Table of Contents
Temperatures above zero do go up to thousands and ten thousands degrees Celsius.
But this is not possible in the case of negative temperature in the Celsius scale.
There does exist a temperature limit when we keep on decreasing the temperature. Here’s why..
Temperature
Temperature is a well-known term used to specify how hot or cold something is.
At a microscopic or atomic level, temperature is directly related to the average kinetic energy of the constituent particles (atoms or molecules) of a substance.
Therefore, when saying that something is getting warmer or colder, we are essentially saying that the particles’ average kinetic energy is increasing or decreasing, respectively.
The Lowest Temperature Limit: Absolute Zero
There exists a fundamental limit for the coldness of matter. This limit is known as absolute zero, which is the zero point on the Kelvin scale (0 K).
The Kelvin scale is the standard SI unit of temperature. It relates to the Celsius scale by the formula: T(K) = t(C°) + 273.15. Hence, zero K is equivalent to -273.15°C.
Why is Absolute Zero the Coldest?
Since the temperature in the Kelvin scale is proportional to the average kinetic energy of the particles, if this average kinetic energy becomes zero, the temperature also becomes zero Kelvin .
Because kinetic energy, being proportional to the square of velocity (KE = ½mv²), cannot be a negative value, there can be no temperature lower than absolute zero.

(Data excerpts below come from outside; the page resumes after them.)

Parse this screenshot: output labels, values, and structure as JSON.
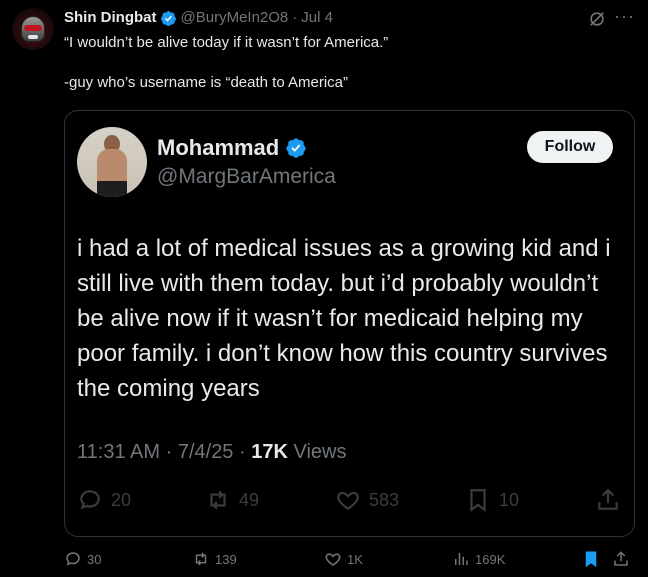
{
  "tweet": {
    "author_name": "Shin Dingbat",
    "author_handle": "@BuryMeIn2O8",
    "separator": "·",
    "date": "Jul 4",
    "text": "“I wouldn’t be alive today if it wasn’t for America.”\n\n-guy who’s username is “death to America”",
    "stats": {
      "replies": "30",
      "reposts": "139",
      "likes": "1K",
      "views": "169K"
    }
  },
  "quote": {
    "author_name": "Mohammad",
    "author_handle": "@MargBarAmerica",
    "follow_label": "Follow",
    "text": "i had a lot of medical issues as a growing kid and i still live with them today. but i’d probably wouldn’t be alive now if it wasn’t for medicaid helping my poor family. i don’t know how this country survives the coming years",
    "time": "11:31 AM",
    "date": "7/4/25",
    "views_count": "17K",
    "views_label": "Views",
    "dot": "·",
    "stats": {
      "replies": "20",
      "reposts": "49",
      "likes": "583",
      "bookmarks": "10"
    }
  },
  "colors": {
    "background": "#000000",
    "text": "#e7e9ea",
    "muted": "#71767b",
    "verified": "#1d9bf0",
    "bookmarked": "#1d9bf0",
    "border": "#2f3336"
  },
  "icons": [
    "verified-badge-icon",
    "grok-icon",
    "more-icon",
    "reply-icon",
    "repost-icon",
    "like-icon",
    "bookmark-icon",
    "share-icon",
    "views-icon"
  ]
}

In the classical view of physics, atoms at absolute zero would possess no kinetic energy and should completely cease all motion.
The Effect of Quantum Mechanics in Absolute Zero
However, when examining matter at the atomic and subatomic level, quantum mechanics must be taken into account, which modifies the classical view.
According to the Heisenberg Uncertainty Principle (specifically, the position-momentum uncertainty relation: ∆x.∆p ≥ h/4π where h is planck’s constant, it is impossible to know both the exact position and the exact momentum of a particle simultaneously.
Applying this to an atom confined in a space (like an atom in a crystal lattice), if the particle were to come to a complete stop (zero momentum), its position would become perfectly known. This violates the uncertainty principle.
This means that even at 0 K, the particles cannot be perfectly motionless; they must retain a small, irreducible amount of kinetic energy. This minimum, non-zero energy is known as the zero-point energy.
Why this temperature is unattainable
According to the laws of thermodynamics, reaching this temperature takes infinite steps and time.
Scientists have been trying rigorously to reach at least the nearest temperature to absolute zero. And have reached a temperature of 38 trillionths of a degree above absolute zero.